We hoped President Biden had merely misspoken during last week’s NATO press conference when he mentioned capping rents. Alas, no. On Tuesday he unveiled a nationwide rent-control plan, another classic White House policy contradiction: Subsidize housing, then discourage its development.

Higher mortgage rates and home prices are pushing Americans out of the home-buying market. This is contributing to higher demand for rental housing. Rents on average nationwide have risen 30% over the last four years and even more in Sun Belt states with fast-growing populations. Evictions are also increasing in many markets.

Enter Mr. Biden, who on Tuesday pitched conditioning “valuable federal tax breaks” on landlords capping rent increases at 5% annually. The White House says its plan would apply to “corporate” landlords with more than 50 units, covering more than 20 million units or roughly half the country’s rental stock.

What are such lucrative tax breaks? The press release refers to “faster depreciation write-offs.” Under the current tax code, residential rental property owners can depreciate a building’s value over 27.5 years, rather than 39 as for other types of commercial real estate. A shorter depreciation schedule increases the incentive to invest in rental housing.

Reporting on the lousy housing policies of both major American political parties is Christian Britschgi.

The Editorial Board of the Wall Street Journal takes stock of the good and the bad of Trump’s 2017-2021 economic policies. A slice:

Alas, the Trump mini-boom was tempered by the economic uncertainty and costs of his tariffs that hit friendly nations and adversaries alike. These included 25% duties on steel and 10% on aluminum, as well as levies on washing machines, solar panels and an array of Chinese goods that raised costs for U.S. businesses and consumers. “Tariff man” forgot about the common man.

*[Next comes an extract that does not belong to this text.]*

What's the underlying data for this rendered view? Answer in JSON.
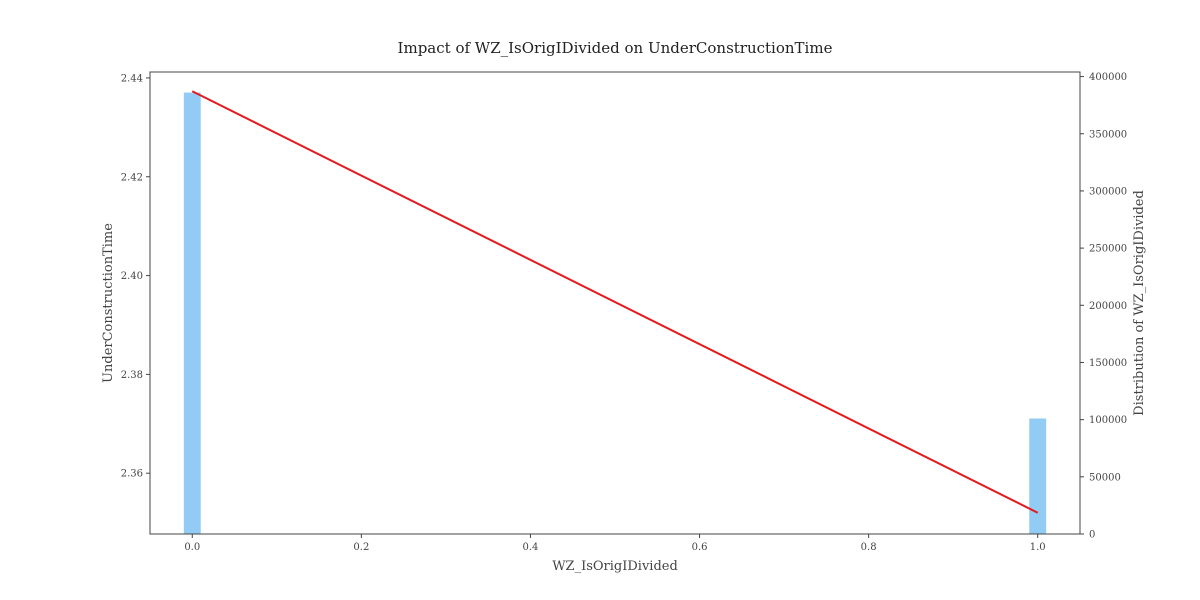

The Tax Foundation estimated that the Trump tariffs cost American households more than $625 annually. A 2019 study by Fed economists looked at two waves of trade policy “shock,” first in 2018 and then in the first half of 2019, and estimated the impact reduced GDP growth by about one percentage point. Tariffs contributed to the slowing economy and business investment late in 2019, which then plunged at the onset of the pandemic.

John Stossel reports that while the growth of regulation slowed under Trump, it didn’t stop.

Arnold Kling rightly applauds Matt Yglesias.

Jeffrey Miron writes that:

Commentary on the left and right tends to paint a gloomy picture about whether currently young generations will be economically better off than previous ones.

Yet such pessimism has existed for centuries, even while improved outcomes have mainly been the norm. FDR’s “forgotten man” and the “Make America Great Again” slogan — as used by Trump, Clinton, and Reagan — both prey on inaccurate nostalgia.

David Henderson draws a lesson from reading old magazines.

Art Carden celebrates our expanding access to information.